Since 1939, NCFR has held an annual conference (at least in most years). At these early meetings, as now, people discussed research, social trends affecting families, and family life education. The first conference included many topics that still sound familiar today: the effects of unemployment on the family, the effects of divorce on children, and marriage preparation. Other session topics seem less familiar. For example, sessions focused on the parole system, housing problems, hospitalization for the poor, and the social security system.

The first issue of our journal was published in 1939. Back then it was called Living, before becoming Marriage and Family Living in 1941, The Journal of Marriage and the Family in 1964, and Journal of Marriage and Family in 1999. The first issue of Living included an article on predicting success or failure in marriage, a summary of marriage laws in the United States, and a discussion of marriage education courses in high schools.
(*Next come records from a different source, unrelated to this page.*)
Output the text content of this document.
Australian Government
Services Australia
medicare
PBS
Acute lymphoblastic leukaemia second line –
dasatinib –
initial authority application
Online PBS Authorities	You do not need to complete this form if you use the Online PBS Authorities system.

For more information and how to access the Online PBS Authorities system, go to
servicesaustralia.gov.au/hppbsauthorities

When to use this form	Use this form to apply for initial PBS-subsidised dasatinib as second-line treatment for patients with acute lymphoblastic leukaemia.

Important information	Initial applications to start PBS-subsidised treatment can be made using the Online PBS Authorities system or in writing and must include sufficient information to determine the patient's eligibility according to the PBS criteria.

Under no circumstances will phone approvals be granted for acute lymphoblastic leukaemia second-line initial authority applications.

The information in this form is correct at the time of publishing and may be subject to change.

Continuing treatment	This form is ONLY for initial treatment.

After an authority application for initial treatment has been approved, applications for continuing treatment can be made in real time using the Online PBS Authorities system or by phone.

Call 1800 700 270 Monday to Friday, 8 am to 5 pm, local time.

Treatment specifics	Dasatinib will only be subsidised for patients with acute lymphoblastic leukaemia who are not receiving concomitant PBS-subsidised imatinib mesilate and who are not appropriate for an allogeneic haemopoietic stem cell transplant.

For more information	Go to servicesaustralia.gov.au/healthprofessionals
The first issue also included a poem and a story for children. "Three Horses" told the story of a child named Susan who grew sleepy and dreamed of three horses: a black horse, a brown horse, and a white horse. In the dream, she couldn't decide which horse she liked best, so she decided that she liked them all equally. I think this was an early lesson in valuing diversity. Imagine JMF publishing poetry and children's stories today!

Over its 75-year history, the scope of NCFR narrowed as our organization became more focused. Not many of our members these days are high school teachers, physicians, or family law scholars. NCFR also was more involved in social policy in the past than it is today, and there were times when NCFR was more international in its outlook. These are trends that we may wish to reverse as we move into the future.

We also corrected a few early mistakes. As I mentioned, eugenics was on Burgess's list of allied disciplines. Our first conference in 1939 had a session on eugenics. And the second issue of our journal contained a comprehensive review of eugenics and its social implications. The true nature of eugenics was revealed during World War II, however, and NCFR dropped its early flirtation with this misguided idea.

NCFR has changed a lot, and if we project 75 years into the future, we can expect many more changes. Most of these will be unanticipated. Indeed, in many respects, NCFR in 2088 will be unrecognizable to us.

Despite the inherent difficulty of foreseeing the future, here are my predictions:

  1. An Affiliate Council will be active on Mars. After all, the Martian colonists will have a serious need for family life education.
  2. The NCFR Board and President will be replaced by a highly intelligent but relatively inexpensive computer.
  3. Rather than travel physically to annual meetings, members will immerse themselves in highly realistic holographic constructions of meeting venues. These will be held in exotic locations, such as the bottom of the ocean, the moon, or the rings of Saturn.
  4. Given projected increases in longevity, it will take 100 years, rather than 25, to become a member of the Legacy Circle.

Although I'm pretty confident about these predictions, I also think the core of NCFR—promoting family research, education, and practice with the ultimate goal of strengthening families—will remain. As long as families continue to be the bedrock social institution responsible for raising children and enhancing personal health and well-being, there will be a need for NCFR.

There will be challenges as we go forward. We will need to manage the continuing tension that exists in our organization between researchers and practitioners, between qualitative and quantitative researchers, between members with socially conservative views and liberal perspectives, and between those who favor political activism and those who want to focus on the more fundamental but less glamorous job of making sure we get the facts right.

These different perspectives can never be completely reconciled, but some tension is healthy in an organization like ours. NCFR will continue to thrive as long as we can voice our differences in an atmosphere of mutual respect, tolerance, and cooperation. As the founding fathers and mothers of the United States believed, E pluribus unum, out of many—one. That philosophy has kept the nation vibrant for the last 200 years, and a similar philosophy—E pluribus NCFR—will serve us well as we embrace the inevitable changes and inherent unpredictability of the future.